Both of these guys smirked. I could see it was an irrelevant consideration. Charlie said, “The unions want a Democrat, but it probably wouldn’t make much difference between the governor and Bryant.”
“They’re deciding next week,” Mac said. “Both of ’em. And my intel says both of ’em are leaning towards Willie.”
Chris Moody, back in Suite 410, had mentioned that Mac used to be a union official, before he joined up with Carlton Snow. Sounded like he still had his ear to the wall over there.
“So we’re down to last options,” said Charlie.
“So how does the governor win the unions’ endorsement?” I asked.
“Hey, Chief.” MacAleer got to his feet, addressing Madison Koehler, who was walking past the rope into our segregated spot in the back.
“Hey, Madison.” Charlie nodded.
“Gentlemen.” Madison set her purse on the floor next to her and took the seat opposite me, between Charlie and Mac. A waiter quickly came over. She ordered a glass of Cabernet. Then she looked right at me. “We already know how to win the unions’ endorsement,” she said. “We just need you to help us do it.”
67
THE THREE MALE CARNIVORES AT THE TABLE ORDERED
steaks of various sizes. Madison ordered a piece of fish. The Caesar salads and bottle of wine arrived as Madison laid out her game plan.
“The name Warren Palendech mean anything to you?” she asked me.
It did. I’d read about him the same day the papers covered Greg Connolly’s death. Justice Palendech was a member of the state supreme court until he died from a heart attack, at roughly the same time Greg Connolly was found on Seagram Hill, facedown and pants down, about ten days ago.
Ever the quick learner, I noted, “The governor appoints a replacement until the next election.”
“Exactly.”
“But that’s not much time,” I said. “The general election is this November.”
She looked at Charlie. “It seems our lawyer needs some schooling on the law.”

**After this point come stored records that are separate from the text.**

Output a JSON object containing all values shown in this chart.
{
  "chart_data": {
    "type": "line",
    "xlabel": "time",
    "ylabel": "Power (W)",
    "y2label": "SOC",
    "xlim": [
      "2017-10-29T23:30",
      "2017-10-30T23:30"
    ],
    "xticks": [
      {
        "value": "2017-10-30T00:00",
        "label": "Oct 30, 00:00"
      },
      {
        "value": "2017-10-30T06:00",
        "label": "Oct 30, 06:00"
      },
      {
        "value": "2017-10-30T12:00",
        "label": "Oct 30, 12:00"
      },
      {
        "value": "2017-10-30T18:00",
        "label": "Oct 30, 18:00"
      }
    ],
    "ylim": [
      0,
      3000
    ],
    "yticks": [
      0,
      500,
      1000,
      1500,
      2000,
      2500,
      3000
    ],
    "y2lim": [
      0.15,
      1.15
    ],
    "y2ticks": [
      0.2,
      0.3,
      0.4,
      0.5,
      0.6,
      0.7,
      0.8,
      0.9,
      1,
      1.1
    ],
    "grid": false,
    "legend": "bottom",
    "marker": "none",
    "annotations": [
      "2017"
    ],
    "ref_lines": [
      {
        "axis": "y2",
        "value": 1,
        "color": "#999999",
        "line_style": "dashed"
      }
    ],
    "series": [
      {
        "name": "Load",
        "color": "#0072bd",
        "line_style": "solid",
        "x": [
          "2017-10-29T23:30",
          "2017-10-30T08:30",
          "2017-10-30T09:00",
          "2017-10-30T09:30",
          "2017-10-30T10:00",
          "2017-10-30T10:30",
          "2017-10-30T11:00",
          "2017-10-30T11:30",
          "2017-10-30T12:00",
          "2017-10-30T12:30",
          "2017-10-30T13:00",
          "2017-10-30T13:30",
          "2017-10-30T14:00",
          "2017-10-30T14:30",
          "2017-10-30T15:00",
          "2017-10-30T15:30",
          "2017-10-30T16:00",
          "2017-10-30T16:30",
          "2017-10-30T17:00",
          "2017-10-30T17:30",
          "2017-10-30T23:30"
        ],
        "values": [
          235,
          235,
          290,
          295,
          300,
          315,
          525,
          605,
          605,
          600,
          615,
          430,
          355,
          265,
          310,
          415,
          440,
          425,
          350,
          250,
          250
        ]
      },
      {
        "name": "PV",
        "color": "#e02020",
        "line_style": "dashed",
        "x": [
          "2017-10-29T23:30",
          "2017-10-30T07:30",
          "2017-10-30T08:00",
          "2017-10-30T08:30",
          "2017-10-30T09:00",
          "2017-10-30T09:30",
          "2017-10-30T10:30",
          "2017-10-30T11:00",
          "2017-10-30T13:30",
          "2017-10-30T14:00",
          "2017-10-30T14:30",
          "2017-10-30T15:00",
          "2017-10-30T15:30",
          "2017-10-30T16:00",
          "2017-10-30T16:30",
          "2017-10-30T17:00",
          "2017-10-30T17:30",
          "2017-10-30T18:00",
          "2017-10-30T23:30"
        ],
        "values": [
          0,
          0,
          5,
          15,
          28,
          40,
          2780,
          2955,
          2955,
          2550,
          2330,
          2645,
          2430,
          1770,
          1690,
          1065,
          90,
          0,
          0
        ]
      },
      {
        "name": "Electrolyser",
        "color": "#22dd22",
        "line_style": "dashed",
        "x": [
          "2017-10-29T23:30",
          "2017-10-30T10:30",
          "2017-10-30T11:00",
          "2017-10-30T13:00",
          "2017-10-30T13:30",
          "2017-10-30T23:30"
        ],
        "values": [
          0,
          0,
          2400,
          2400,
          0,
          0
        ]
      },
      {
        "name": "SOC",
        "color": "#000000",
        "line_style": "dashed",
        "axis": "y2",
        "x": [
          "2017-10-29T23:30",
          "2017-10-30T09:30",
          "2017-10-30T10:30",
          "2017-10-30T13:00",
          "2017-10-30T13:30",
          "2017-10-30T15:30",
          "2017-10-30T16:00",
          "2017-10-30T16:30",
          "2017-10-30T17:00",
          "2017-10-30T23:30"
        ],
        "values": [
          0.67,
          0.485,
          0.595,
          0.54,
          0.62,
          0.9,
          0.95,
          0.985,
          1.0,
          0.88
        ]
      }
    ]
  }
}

Apparently she knew something I didn’t, which wasn’t surprising when it came to the laws governing our elections. But I didn’t appreciate her comment and wasn’t going to bite.
“It’s too close in time to the next election,” she explained. “Not enough time for a primary before the 2008 general election. So the law says the newly appointed justice gets to stay on until 2010. That’s basically two years before he or she has to run in a primary. Two years of incumbency. Two years of fundraising as a sitting supreme court justice. That person is going to have a huge leg up.”
Okay, so it was a valuable commodity. I still wasn’t all the way there.